Although the site and the design of the memorial have been agreed upon, construction cannot get underway until this latest obstacle has been overcome. The problem lies in the wording, which the culture minister would have pay tribute to the half million "gypsies" murdered by the Nazis. A suggestions which has been met with abject resistance.

"Our fate has always been a footnote to the extermination of the Jews, but we were exposed to the same systematic will to destroy us," council Chairman Romani Rose told the Reuters news agency.

Rose accused the German government of "systematic delaying tactics", but a spokesman for Culture Minister Christina Weiss rejected the accusations.

Sinti und Roma sammeln Unterschriften für das Holocaust-Mahnmal
Romani Rose at the site of the proposed memorial near the German parliament building, which can be seen in the backgroundImage: dpa Berliner Zeitung

"The memorial has been financed and planned, and we want it," the spokesman said, adding that the inscription should include all groups who suffered at the hands of the Nazis, not only the Roma and Sinti.

Citing the president

What the council is calling for is the use of a quote by former German president, Roman Herzog, in which the suffering of the Roma and Sinti is equated to that of the Jews. They want it made plain that their suffering was the result of the same racial hatred.

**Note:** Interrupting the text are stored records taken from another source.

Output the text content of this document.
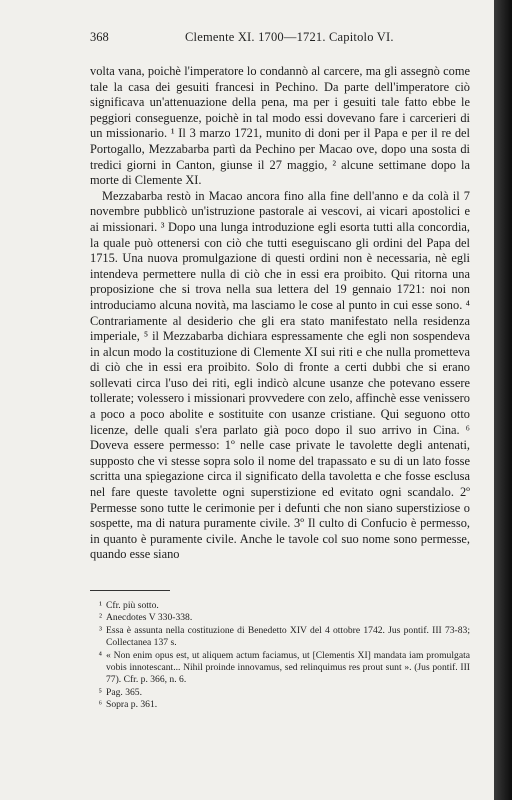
368	Clemente XI. 1700—1721. Capitolo VI.

volta vana, poichè l'imperatore lo condannò al carcere, ma gli assegnò come tale la casa dei gesuiti francesi in Pechino. Da parte dell'imperatore ciò significava un'attenuazione della pena, ma per i gesuiti tale fatto ebbe le peggiori conseguenze, poichè in tal modo essi dovevano fare i carcerieri di un missionario. ¹ Il 3 marzo 1721, munito di doni per il Papa e per il re del Portogallo, Mezzabarba partì da Pechino per Macao ove, dopo una sosta di tredici giorni in Canton, giunse il 27 maggio, ² alcune settimane dopo la morte di Clemente XI.

Mezzabarba restò in Macao ancora fino alla fine dell'anno e da colà il 7 novembre pubblicò un'istruzione pastorale ai vescovi, ai vicari apostolici e ai missionari. ³ Dopo una lunga introduzione egli esorta tutti alla concordia, la quale può ottenersi con ciò che tutti eseguiscano gli ordini del Papa del 1715. Una nuova promulgazione di questi ordini non è necessaria, nè egli intendeva permettere nulla di ciò che in essi era proibito. Qui ritorna una proposizione che si trova nella sua lettera del 19 gennaio 1721: noi non introduciamo alcuna novità, ma lasciamo le cose al punto in cui esse sono. ⁴ Contrariamente al desiderio che gli era stato manifestato nella residenza imperiale, ⁵ il Mezzabarba dichiara espressamente che egli non sospendeva in alcun modo la costituzione di Clemente XI sui riti e che nulla prometteva di ciò che in essi era proibito. Solo di fronte a certi dubbi che si erano sollevati circa l'uso dei riti, egli indicò alcune usanze che potevano essere tollerate; volessero i missionari provvedere con zelo, affinchè esse venissero a poco a poco abolite e sostituite con usanze cristiane. Qui seguono otto licenze, delle quali s'era parlato già poco dopo il suo arrivo in Cina. ⁶ Doveva essere permesso: 1º nelle case private le tavolette degli antenati, supposto che vi stesse sopra solo il nome del trapassato e su di un lato fosse scritta una spiegazione circa il significato della tavoletta e che fosse esclusa nel fare queste tavolette ogni superstizione ed evitato ogni scandalo. 2º Permesse sono tutte le cerimonie per i defunti che non siano superstiziose o sospette, ma di natura puramente civile. 3º Il culto di Confucio è permesso, in quanto è puramente civile. Anche le tavole col suo nome sono permesse, quando esse siano

¹ Cfr. più sotto.

² Anecdotes V 330-338.

³ Essa è assunta nella costituzione di Benedetto XIV del 4 ottobre 1742. Jus pontif. III 73-83; Collectanea 137 s.

⁴ « Non enim opus est, ut aliquem actum faciamus, ut [Clementis XI] mandata iam promulgata vobis innotescant... Nihil proinde innovamus, sed relinquimus res prout sunt ». (Jus pontif. III 77). Cfr. p. 366, n. 6.

⁵ Pag. 365.

⁶ Sopra p. 361.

But the culture minister spokesman expressed some concerns over the former president's statement.

"Historians also see differences between the persecution of the Jews and that of the Sinti and Roma, making it problematic to present them as equal," he said.

But Romani Rose said they council would not accept the proposed wording, which he said also proved the culture ministry's lack of respect and ignorance about the Sinti and Roma Holocaust victims.

A survivor of the Holocaust, 81-year-old Reinhard Florian, also said he was opposed to the word "gypsies."

"I don't want to see this word on our monument, as soon as I hear it I think of the old times and of the SS," he told the Reuters news agency.

Six million Jews were murdered in the Holocaust, but other persecuted groups included homosexuals, conscientious objectors, communists and Jehovah's Witnesses.